Ein Rezept, das in keinem Haushalt fehlte – Butterplätzchen gehörten in den 1950er Jahren zu jeder Adventszeit.
Die Zutaten waren einfach, der Duft unverwechselbar: Butter, Zucker, Vanille und ein Hauch Zitrone.

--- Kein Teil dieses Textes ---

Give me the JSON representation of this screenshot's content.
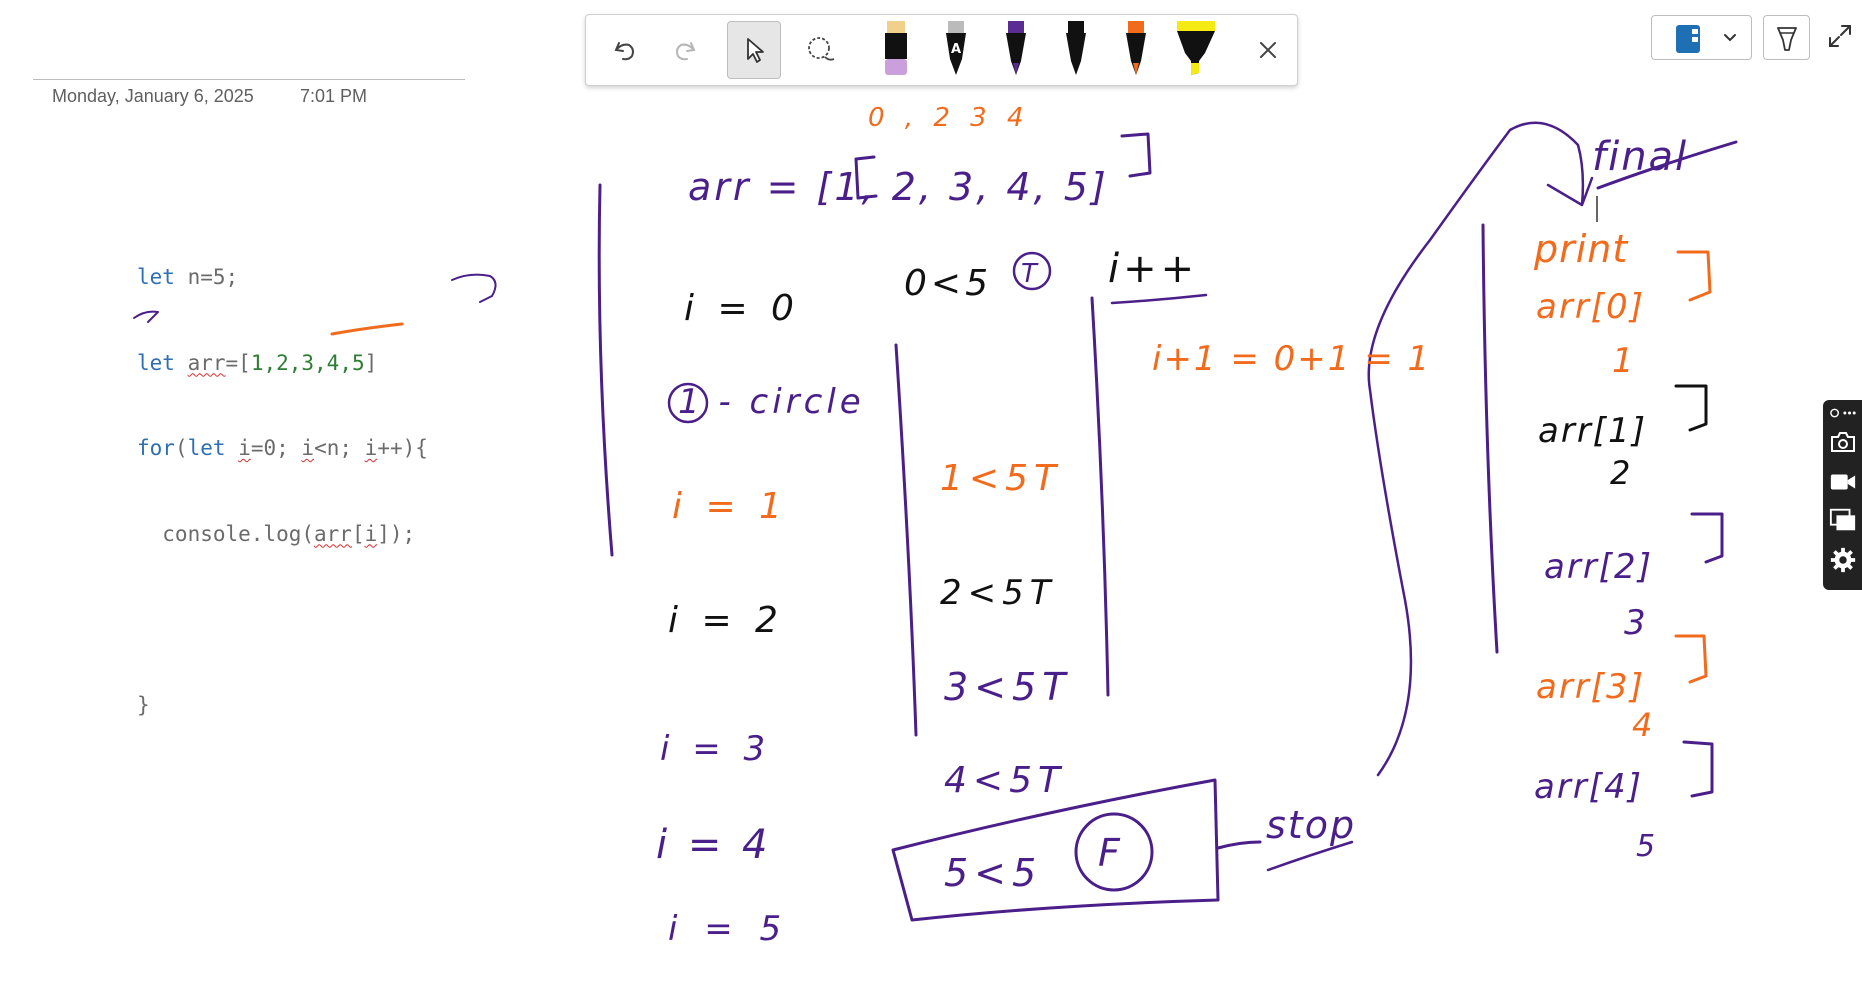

Damals rollte man den Teig auf Wachstuch aus, stach Sterne, Herzen und Ringe aus – und bewahrte sie in alten Blechdosen auf, die immer ein bisschen nach Weihnachten dufteten.
🥣 Zutaten
- 250 g Butter (kalt, in Stückchen)
- 125 g Zucker
- 1 Päckchen Vanillezucker
- 1 Ei
- 1 Prise Salz
- 375 g Mehl
- etwas Zitronenschale (optional)
- zum Bestreichen: 1 Eigelb, 1 EL Milch
- nach Belieben: Hagelzucker oder Mandeln
🔥 Zubereitung
- Butter, Zucker, Vanillezucker, Ei, Salz und Zitronenschale rasch mit dem Mehl zu einem glatten Teig verkneten.
- Den Teig in Frischhaltefolie wickeln und mindestens 30 Minuten kühl stellen.
- Auf leicht bemehlter Fläche ca. 3 mm dick ausrollen und Formen ausstechen.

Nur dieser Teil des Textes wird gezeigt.